The organisms from the genus Marinobacter have been found to have high diversity in terms of the environments they inhabit. Marinobacter species have been discovered in “hypersaline bacterial mats, marine hot-water springs in Japan, [and] cold seawater as in Arctic and Antarctic regions.”

==Morphology and description==
Marinobacter hydrocarbonoclasticus are Gram-negative and rod shaped. Their cells are, on average, are 0.3-0.6 μm in diameter and 2-3 μm long. Their ability to produce flagella is largely dependent on the NaCl concentration of their environment. In solutions with NaCl concentrations of 0.6-1.5M, Marinobacter hydrocarbonoclasticus produce and move by the movement of “a single unsheathed polar flagellum.” In solutions with NaCl concentrations <0.2 or >1.5, M. hydrocarbonoclasticus are unable to produce flagella, and are thereby unable to influence their movement through medium.

==Metabolism==
Marinobacter hydrocarbonoclasticus cells do not contain cytochrome P450, which is the key enzyme for degrading aromatic rings, a major component of petroleum hydrocarbons. These organisms are adapted to growing on long non-cyclic alkanes, which are common in petroleum hydrocarbons. Cells can grow on aromatic hydrocarbons, such as hydrocarbons containing aromatic rings. Marinobacter hydrocarbonoclasticus are not obligate hydrocarbonoclastic organisms; they can also grow on standard medium, without hydrocarbons.
Moreover, Marinobacter cells can denitrify, producing nitrogen gas. They can use either nitrate (NO_{3}^{−}) or nitrite (NO_{2}^{−}) as their terminal elector.
Marinobacter hydrocarbonoclasticus cells can grow in aerobic liquid medium culture and form colonies on agar, showing that they are not obligate anaerobes.

==Growth, Reproduction, and Behaviour==
Marinobacter form discrete well-rounded colonies on plates, indicating that they reproduce via binary fission.
Marinobacter hydrocarbonoclasticus can grow with or without the presence of oxygen. Their cells are tolerant of high salinities. They are capable of growing up to 3.5 Molar NaCl, but grow best at around 0.6 Molar, which is the molar of the Mediterranean seawater where they are isolated.
They can grow as free plankton or as fixed elements of a biofilm.
Marinobacter hydrocarbonoclasticus cells degrade hydrocarbons and excrete osmoprotectant ectoine. They also excrete Petrobactin, “a bis-catechol α-hydroxy acid siderophore that readily undergoes a light-mediated decarboxylation reaction when bound to Fe(III).”
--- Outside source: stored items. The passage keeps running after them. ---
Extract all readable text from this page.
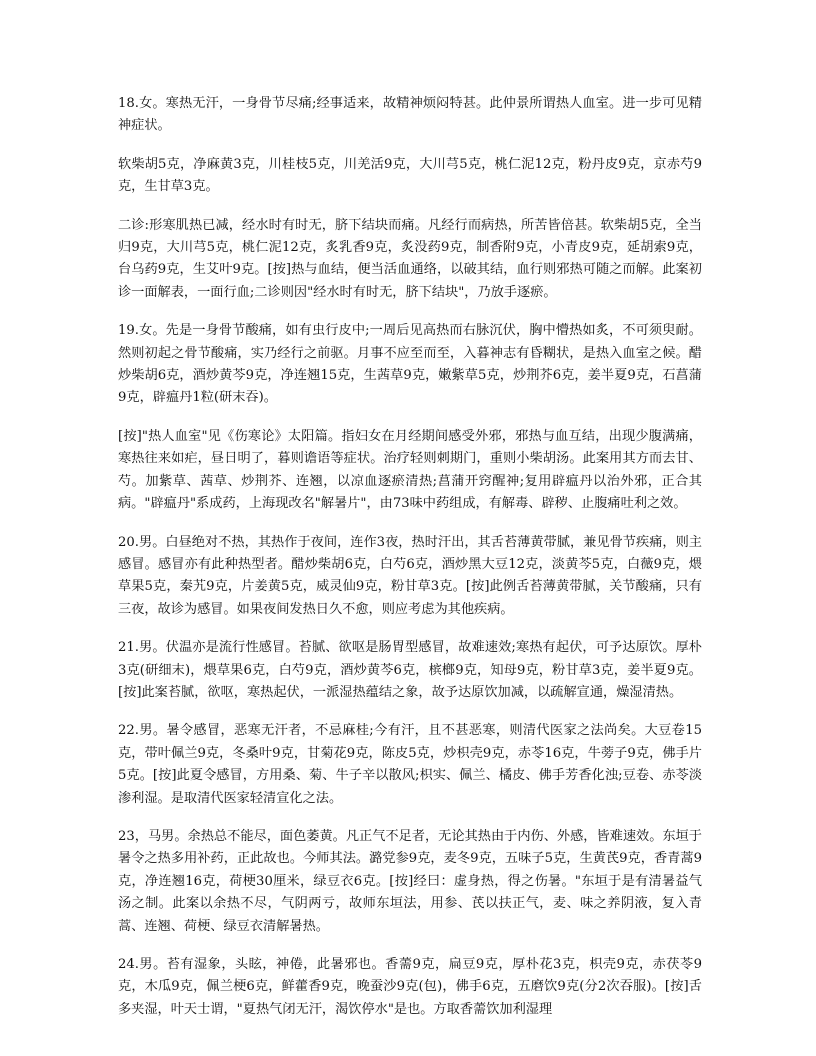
18.女。寒热无汗，一身骨节尽痛;经事适来，故精神烦闷特甚。此仲景所谓热人血室。进一步可见精神症状。

软柴胡5克，净麻黄3克，川桂枝5克，川羌活9克，大川芎5克，桃仁泥12克，粉丹皮9克，京赤芍9克，生甘草3克。

二诊:形寒肌热已减，经水时有时无，脐下结块而痛。凡经行而病热，所苦皆倍甚。软柴胡5克，全当归9克，大川芎5克，桃仁泥12克，炙乳香9克，炙没药9克，制香附9克，小青皮9克，延胡索9克，台乌药9克，生艾叶9克。[按]热与血结，便当活血通络，以破其结，血行则邪热可随之而解。此案初诊一面解表，一面行血;二诊则因"经水时有时无，脐下结块"，乃放手逐瘀。

19.女。先是一身骨节酸痛，如有虫行皮中;一周后见高热而右脉沉伏，胸中懵热如炙，不可须臾耐。然则初起之骨节酸痛，实乃经行之前驱。月事不应至而至，入暮神志有昏糊状，是热入血室之候。醋炒柴胡6克，酒炒黄芩9克，净连翘15克，生茜草9克，嫩紫草5克，炒荆芥6克，姜半夏9克，石菖蒲9克，辟瘟丹1粒(研末吞)。

[按]"热人血室"见《伤寒论》太阳篇。指妇女在月经期间感受外邪，邪热与血互结，出现少腹满痛，寒热往来如疟，昼日明了，暮则谵语等症状。治疗轻则刺期门，重则小柴胡汤。此案用其方而去甘、芍。加紫草、茜草、炒荆芥、连翘，以凉血逐瘀清热;菖蒲开窍醒神;复用辟瘟丹以治外邪，正合其病。"辟瘟丹"系成药，上海现改名"解暑片"，由73味中药组成，有解毒、辟秽、止腹痛吐利之效。

20.男。白昼绝对不热，其热作于夜间，连作3夜，热时汗出，其舌苔薄黄带腻，兼见骨节疾痛，则主感冒。感冒亦有此种热型者。醋炒柴胡6克，白芍6克，酒炒黑大豆12克，淡黄芩5克，白薇9克，煨草果5克，秦艽9克，片姜黄5克，威灵仙9克，粉甘草3克。[按]此例舌苔薄黄带腻，关节酸痛，只有三夜，故诊为感冒。如果夜间发热日久不愈，则应考虑为其他疾病。

21.男。伏温亦是流行性感冒。苔腻、欲呕是肠胃型感冒，故难速效;寒热有起伏，可予达原饮。厚朴3克(研细末)，煨草果6克，白芍9克，酒炒黄芩6克，槟榔9克，知母9克，粉甘草3克，姜半夏9克。[按]此案苔腻，欲呕，寒热起伏，一派湿热蕴结之象，故予达原饮加减，以疏解宣通，燥湿清热。

22.男。暑令感冒，恶寒无汗者，不忌麻桂;今有汗，且不甚恶寒，则清代医家之法尚矣。大豆卷15克，带叶佩兰9克，冬桑叶9克，甘菊花9克，陈皮5克，炒枳壳9克，赤苓16克，牛蒡子9克，佛手片5克。[按]此夏令感冒，方用桑、菊、牛子辛以散风;枳实、佩兰、橘皮、佛手芳香化浊;豆卷、赤苓淡渗利湿。是取清代医家轻清宣化之法。

23，马男。余热总不能尽，面色萎黄。凡正气不足者，无论其热由于内伤、外感，皆难速效。东垣于暑令之热多用补药，正此故也。今师其法。潞党参9克，麦冬9克，五味子5克，生黄芪9克，香青蒿9克，净连翘16克，荷梗30厘米，绿豆衣6克。[按]经曰：虚身热，得之伤暑。"东垣于是有清暑益气汤之制。此案以余热不尽，气阴两亏，故师东垣法，用参、芪以扶正气，麦、味之养阴液，复入青蒿、连翘、荷梗、绿豆衣清解暑热。

24.男。苔有湿象，头眩，神倦，此暑邪也。香薷9克，扁豆9克，厚朴花3克，枳壳9克，赤茯苓9克，木瓜9克，佩兰梗6克，鲜藿香9克，晚蚕沙9克(包)，佛手6克，五磨饮9克(分2次吞服)。[按]舌多夹湿，叶天士谓，"夏热气闭无汗，渴饮停水"是也。方取香薷饮加利湿理
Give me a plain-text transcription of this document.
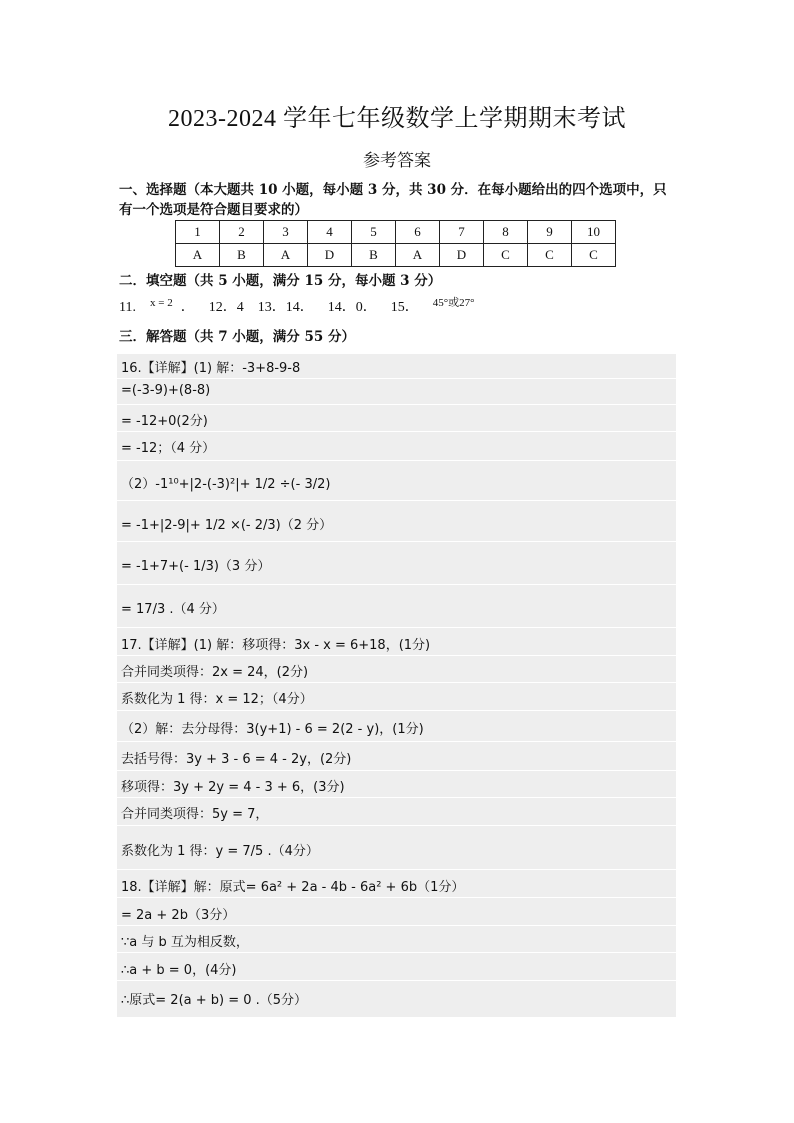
2023-2024 学年七年级数学上学期期末考试
参考答案
一、选择题（本大题共 10 小题，每小题 3 分，共 30 分．在每小题给出的四个选项中，只有一个选项是符合题目要求的）
1	2	3	4	5	6	7	8	9	10
A	B	A	D	B	A	D	C	C	C
二．填空题（共 5 小题，满分 15 分，每小题 3 分）
11. x = 2 ． 12．4 13．14． 14．0． 15． 45°或27°
三．解答题（共 7 小题，满分 55 分）
16.【详解】(1) 解：-3+8-9-8
=(-3-9)+(8-8)
= -12+0(2分)
= -12；（4 分）
（2）-1¹⁰+|2-(-3)²|+ 1/2 ÷(- 3/2)
= -1+|2-9|+ 1/2 ×(- 2/3)（2 分）
= -1+7+(- 1/3)（3 分）
= 17/3 .（4 分）
17.【详解】(1) 解：移项得：3x - x = 6+18，(1分)
合并同类项得：2x = 24，(2分)
系数化为 1 得：x = 12；（4分）
（2）解：去分母得：3(y+1) - 6 = 2(2 - y)，(1分)
去括号得：3y + 3 - 6 = 4 - 2y，(2分)
移项得：3y + 2y = 4 - 3 + 6，(3分)
合并同类项得：5y = 7，
系数化为 1 得：y = 7/5 .（4分）
18.【详解】解：原式= 6a² + 2a - 4b - 6a² + 6b（1分）
= 2a + 2b（3分）
∵a 与 b 互为相反数，
∴a + b = 0，(4分)
∴原式= 2(a + b) = 0 .（5分）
==Significance in Technology and Industry==
Marinobacter hydrocarbonoclastus degrade petroleum hydrocarbons, including those found in oceanic oil spills. In 2011, it was discovered that Marinobacter hydrocarbonoclastus are inhibited when exposed to the chemical COREXIT EC9500A. This chemical is a dispersant widely used to assist in the clean up after oceanic oil spills. In their tests, Hamdan and Fuller (2011) obtained data suggesting that, “hydrogen-degrading bacteria are inhibited by chemical dispersants, and that the use of dispersants has the potential to diminish the capacity of the environment to bioremediate spills.”
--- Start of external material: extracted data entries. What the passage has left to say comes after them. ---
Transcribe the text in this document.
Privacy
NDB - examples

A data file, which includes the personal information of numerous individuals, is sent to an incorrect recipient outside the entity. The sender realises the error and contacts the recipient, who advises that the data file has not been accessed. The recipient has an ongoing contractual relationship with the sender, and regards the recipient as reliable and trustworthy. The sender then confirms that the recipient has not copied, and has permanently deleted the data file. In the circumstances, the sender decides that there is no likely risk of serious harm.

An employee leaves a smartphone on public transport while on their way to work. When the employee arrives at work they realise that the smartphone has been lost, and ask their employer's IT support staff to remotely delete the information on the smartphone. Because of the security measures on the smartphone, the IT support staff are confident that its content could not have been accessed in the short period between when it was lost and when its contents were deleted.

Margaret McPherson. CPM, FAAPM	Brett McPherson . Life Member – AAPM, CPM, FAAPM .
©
Marinobacter hydrocarbonoclasticus are able to grow in liquid culture and on agar plates, where they produced beige colonies. They are tolerant of high salinity and can grow aerobically and anaerobically. The ability to grow in heterogeneous environments could prove beneficial for scientists seeking new, bacterial based, techniques for oceanic oil spill clean up.